İstanbul’a misafir olarak o tarihte gelmiş olan ve yaşça da Tayip Erdoğan’dan büyük olan Hikmetyar’a karşı, Tayip Erdoğan ev sahibi gibi tevazu ile davranmıştır. Oysa insanların ev sahibi oldukları yerlerde tevazu göstermeleri onlar için bir izzet/bir üstünlük sebebi değil midir? Buna karılık insanların makamlarında tevazu göstermeleri ise eskiden beri akıl sahipleri tarafından zillet sayılmıştır.

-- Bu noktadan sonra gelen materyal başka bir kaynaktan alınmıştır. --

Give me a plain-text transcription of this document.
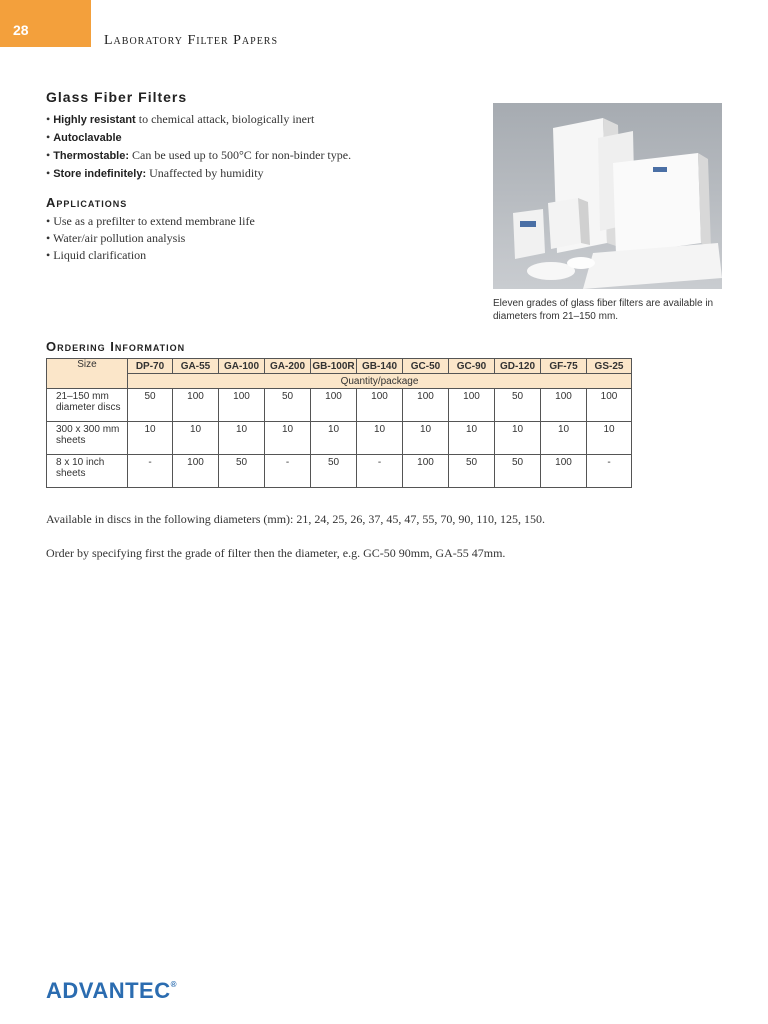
28
Laboratory Filter Papers
Glass Fiber Filters
• Highly resistant to chemical attack, biologically inert
• Autoclavable
• Thermostable: Can be used up to 500°C for non-binder type.
• Store indefinitely: Unaffected by humidity
Applications
• Use as a prefilter to extend membrane life
• Water/air pollution analysis
• Liquid clarification
Eleven grades of glass fiber filters are available in diameters from 21–150 mm.
Ordering Information
Size	DP-70	GA-55	GA-100	GA-200	GB-100R	GB-140	GC-50	GC-90	GD-120	GF-75	GS-25
	Quantity/package										
21–150 mm diameter discs	50	100	100	50	100	100	100	100	50	100	100
300 x 300 mm sheets	10	10	10	10	10	10	10	10	10	10	10
8 x 10 inch sheets	-	100	50	-	50	-	100	50	50	100	-
Available in discs in the following diameters (mm): 21, 24, 25, 26, 37, 45, 47, 55, 70, 90, 110, 125, 150.
Order by specifying first the grade of filter then the diameter, e.g. GC-50 90mm, GA-55 47mm.
ADVANTEC®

Tayip Erdoğan, Başbakan olarak yaptığı bazı işler sebebiyle eleştirilebilir. Bu eleştiriler haklı ve tutarlı da olabilir.

Ancak RP’nin İstanbul İl Başkanı iken, İstanbul’a gelen Afgan direnişinin sembol isimlerinden, liderlerinden birisine karşı hayırhah tutumu sebebiyle onu eleştirmek, aslında Afgan direnişine karşı gösterdiği yakınlığı eleştirmektir. Bu eleştiriden SSCB’nin patronu sahibi Ruslar bile vazgeçmiştir. Tayip Erdoğan’ı geçmişteki bu tutumu sebebiyle eleştirmezler. Yalnız Türkiye’deki eski Rus yanlısı, solcu/sosyalist çevreler böyle bir şeyi eleştiri konusu yapabilmektedirler. Çünkü SSCB’nin yıkıldığını hala kabul etmek istememektedirler. SSCB’nin yıkılışını hala bir rüya gibi algılamakta bir gün bu rüyadan uyandıklarında SSCB ile karşılaşacaklarını hayal etmektedirler.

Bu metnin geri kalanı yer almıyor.